More powder in a short barrel doesn't mean all of it is going to burn while in the barrel.
There are HUNDREDS of different smokeless propellants.
I can load 9mm to leave a 6" barrel at 1,150 fps, with 95% efficiency (powder consumed); and I can load 9mm to leave a 2" barrel at 1,150 fps, with 95% efficiency. It would be very stupid of me to use the same powder in both applications.
Adding more powder would
never happen. Just adding more powder to the load will increase pressures, when some bored idiot decides to shoot the 'short-barrel' load in his rifle. Adding enough powder to reach good velocity in the short barrel would mean for case-rupturing pressure levels in the rifle. The
extreme liability inherent to that situation prevents major ammunition companies from doing such (and, as mentioned - it's horribly inefficient to waste that powder, when a faster powder can achieve a ~99% burn).
As Daekar was trying to point out -
The safe way to obtain higher velocity in a short barrel, is to change powders. Going to a powder that has a much faster burn rate, but still won't exceed max pressure in handguns
or rifles, is the answer.
Obviously a rifle will still be better, but I believe these rounds should make 22wmr pistols more effective.

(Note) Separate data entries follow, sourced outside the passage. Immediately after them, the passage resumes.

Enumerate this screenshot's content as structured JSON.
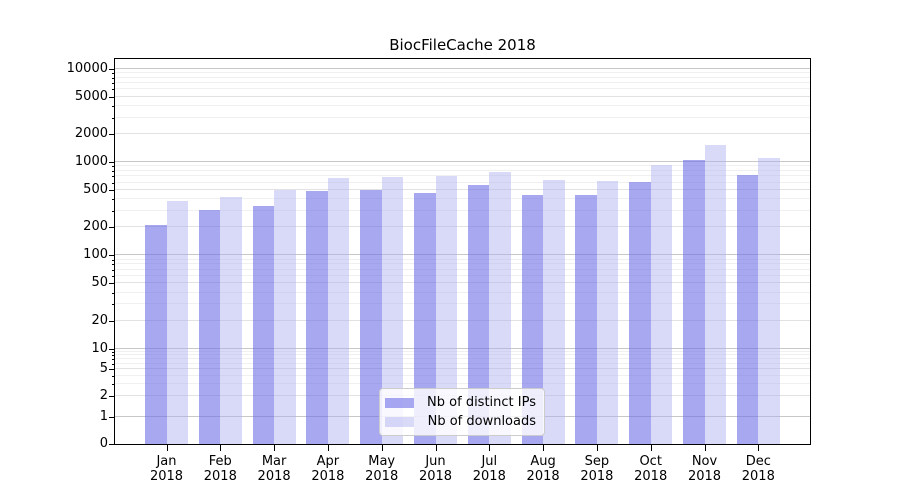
{
  "chart_data": {
    "type": "bar",
    "title": "BiocFileCache 2018",
    "categories": [
      "Jan",
      "Feb",
      "Mar",
      "Apr",
      "May",
      "Jun",
      "Jul",
      "Aug",
      "Sep",
      "Oct",
      "Nov",
      "Dec"
    ],
    "year_label": "2018",
    "series": [
      {
        "name": "Nb of distinct IPs",
        "color": "rgba(110,110,232,0.6)",
        "values": [
          210,
          310,
          340,
          495,
          505,
          465,
          570,
          445,
          440,
          610,
          1040,
          730
        ]
      },
      {
        "name": "Nb of downloads",
        "color": "rgba(170,170,240,0.45)",
        "values": [
          385,
          420,
          500,
          670,
          685,
          700,
          790,
          635,
          630,
          940,
          1540,
          1110
        ]
      }
    ],
    "yaxis": {
      "scale": "log",
      "ticks": [
        0,
        1,
        2,
        5,
        10,
        20,
        50,
        100,
        200,
        500,
        1000,
        2000,
        5000,
        10000
      ],
      "ylim": [
        0,
        12000
      ]
    },
    "grid": true,
    "legend_position": "lower center",
    "grid_major_color": "#c8c8c8",
    "grid_minor_color": "#f0f0f0",
    "frame_color": "#000000"
  }
}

Adding barrel length doesn't always increase velocity - especially with pistol ammunition and rimfires. There are several documented tests (on these very forums) where .22 LR, .380 Auto, 9x19mm, and .45 Auto actually began
losing velocity in longer barrels. Even Chuck Hawks used to have a reference on his website, about a .22 WMR test, where a barrel was cut back 1 inch at a time. Velocity
increased as the barrel was
shortened, until somewhere around the 17" mark; then decreased, as the barrel was cut shorter.
Factory ammunition is designed to attain its highest velocity in a specific barrel length, whether it be pistol ammunition or rifle ammunition (or both, for cartridges like the .22 WMR, .22 LR, and .32-20). When you run shorter or longer than that length, you can experience a loss of velocity. It all boils down to a loss of pressure, since the expanding gases have reached their max pressure at the optimum barrel length. Slow burning rifle powders can negate the loss of velocity, with very long barrels (28", 30", and longer), but then you're arguing about whether the slow burning powder was used to
optimize that load for longer barrels.